A Writer to Watch

Milk Blood Heat by Dantiel Moniz MFA’14 is a must-read.

Dantiel Moniz

Moniz’s stories bare humanity and its most visceral and vulnerable. Marissa Pilolli

Dantiel Moniz MFA’14’s characters are not intimidated by their mortality. They face it head-on, and their reckoning keeps readers turning the pages of her debut short story collection, Milk Blood Heat.

Moniz’s stories, set in her home state of Florida, center primarily on the experiences of Black women and girls. Named in homage to life’s most elemental components — milk to nourish, blood in the veins, and heat to sustain a living thing — Milk Blood Heat explores themes of adolescence, mothers and daughters, loss, class, and the subjectivity of moral judgments through stories that bare humanity at its most visceral and vulnerable.

Cover of book, Milk, Bood, Heat

Grove Atlantic

Moniz’s stories complement touches of the macabre with a balm of tenderness in response to life’s harshest truths as she analyzes the human condition through vivid prose and honest reflection.

A Washington Post review from the book’s February release describes it as “like holding your breath underwater while letting the salt sting your fresh wounds. It’s exhilarating and shocking and even healing. The power in these stories rests in their veracity, vitality, and vulnerability.”

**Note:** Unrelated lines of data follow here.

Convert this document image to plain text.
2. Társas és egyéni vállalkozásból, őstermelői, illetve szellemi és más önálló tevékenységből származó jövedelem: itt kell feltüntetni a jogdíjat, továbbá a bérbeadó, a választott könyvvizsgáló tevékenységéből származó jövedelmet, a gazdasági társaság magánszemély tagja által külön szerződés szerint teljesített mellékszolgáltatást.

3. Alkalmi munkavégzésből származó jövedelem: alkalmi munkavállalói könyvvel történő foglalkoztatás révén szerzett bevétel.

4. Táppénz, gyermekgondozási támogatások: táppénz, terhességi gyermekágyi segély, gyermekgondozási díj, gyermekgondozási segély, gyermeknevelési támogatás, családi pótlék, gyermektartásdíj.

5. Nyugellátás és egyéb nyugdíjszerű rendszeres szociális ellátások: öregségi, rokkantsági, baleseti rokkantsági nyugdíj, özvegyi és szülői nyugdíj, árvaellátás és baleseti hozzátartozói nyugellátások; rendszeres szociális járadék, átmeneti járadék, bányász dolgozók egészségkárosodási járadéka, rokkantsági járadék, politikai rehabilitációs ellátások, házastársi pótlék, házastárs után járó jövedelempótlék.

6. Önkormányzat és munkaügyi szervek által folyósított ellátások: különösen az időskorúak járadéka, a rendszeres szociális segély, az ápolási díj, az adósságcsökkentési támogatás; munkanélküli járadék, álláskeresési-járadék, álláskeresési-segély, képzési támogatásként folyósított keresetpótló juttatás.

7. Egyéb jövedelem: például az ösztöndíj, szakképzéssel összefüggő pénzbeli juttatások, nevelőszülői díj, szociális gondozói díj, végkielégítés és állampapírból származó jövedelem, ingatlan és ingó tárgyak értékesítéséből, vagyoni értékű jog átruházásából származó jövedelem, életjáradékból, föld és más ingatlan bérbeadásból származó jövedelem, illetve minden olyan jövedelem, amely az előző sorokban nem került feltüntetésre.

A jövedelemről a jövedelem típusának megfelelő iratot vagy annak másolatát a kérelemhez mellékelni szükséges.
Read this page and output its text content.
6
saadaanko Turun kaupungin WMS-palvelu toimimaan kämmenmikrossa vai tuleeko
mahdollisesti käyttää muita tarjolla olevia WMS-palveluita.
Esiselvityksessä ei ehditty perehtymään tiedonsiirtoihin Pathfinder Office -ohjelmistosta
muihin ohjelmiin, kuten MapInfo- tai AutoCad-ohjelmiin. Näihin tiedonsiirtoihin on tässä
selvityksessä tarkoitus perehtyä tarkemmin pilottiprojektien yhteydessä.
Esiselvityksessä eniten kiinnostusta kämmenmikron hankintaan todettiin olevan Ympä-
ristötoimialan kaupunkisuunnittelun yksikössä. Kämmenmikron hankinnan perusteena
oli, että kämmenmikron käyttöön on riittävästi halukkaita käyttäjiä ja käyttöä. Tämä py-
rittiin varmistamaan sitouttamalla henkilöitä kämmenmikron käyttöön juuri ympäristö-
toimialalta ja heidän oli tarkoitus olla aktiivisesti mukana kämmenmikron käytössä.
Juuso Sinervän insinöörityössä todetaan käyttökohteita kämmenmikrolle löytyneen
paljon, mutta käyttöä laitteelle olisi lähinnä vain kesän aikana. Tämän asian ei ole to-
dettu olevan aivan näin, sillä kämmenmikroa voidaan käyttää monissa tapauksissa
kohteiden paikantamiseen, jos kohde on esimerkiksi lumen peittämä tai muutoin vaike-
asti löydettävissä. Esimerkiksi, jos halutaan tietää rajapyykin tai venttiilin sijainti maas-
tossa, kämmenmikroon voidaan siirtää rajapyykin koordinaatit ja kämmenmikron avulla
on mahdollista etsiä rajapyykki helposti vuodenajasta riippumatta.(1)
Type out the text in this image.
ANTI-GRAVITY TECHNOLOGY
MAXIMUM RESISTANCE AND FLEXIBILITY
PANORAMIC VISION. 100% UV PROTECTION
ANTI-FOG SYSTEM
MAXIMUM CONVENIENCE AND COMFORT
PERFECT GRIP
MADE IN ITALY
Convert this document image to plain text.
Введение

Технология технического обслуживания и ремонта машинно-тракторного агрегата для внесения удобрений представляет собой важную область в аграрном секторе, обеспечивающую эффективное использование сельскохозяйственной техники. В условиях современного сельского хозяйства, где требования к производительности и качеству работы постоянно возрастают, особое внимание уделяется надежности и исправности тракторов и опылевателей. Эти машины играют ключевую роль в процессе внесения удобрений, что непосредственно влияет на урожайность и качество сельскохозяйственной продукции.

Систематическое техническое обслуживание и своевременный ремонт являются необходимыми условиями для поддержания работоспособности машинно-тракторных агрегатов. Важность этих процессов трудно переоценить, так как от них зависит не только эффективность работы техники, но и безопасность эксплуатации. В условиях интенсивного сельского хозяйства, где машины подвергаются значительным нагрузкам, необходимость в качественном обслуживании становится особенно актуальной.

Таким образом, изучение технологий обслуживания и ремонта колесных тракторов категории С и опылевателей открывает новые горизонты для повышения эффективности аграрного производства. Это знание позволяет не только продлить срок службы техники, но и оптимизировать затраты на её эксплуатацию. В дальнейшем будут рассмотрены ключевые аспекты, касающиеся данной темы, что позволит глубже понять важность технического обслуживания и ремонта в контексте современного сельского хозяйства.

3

Moniz has been named a “Writer to Watch” by Publishers Weekly and Apple Books. Her writing has appeared in outlets such as the Paris Review, Harper’s Bazaar, the New York Times, and American Short Fiction. Milk Blood Heat was named a “must-read” by TIME, Entertainment Weekly, BuzzFeed, Elle, O, and others, and was a Roxane Gay Audacious Book Club pick. Moniz is an assistant professor of English at the UW.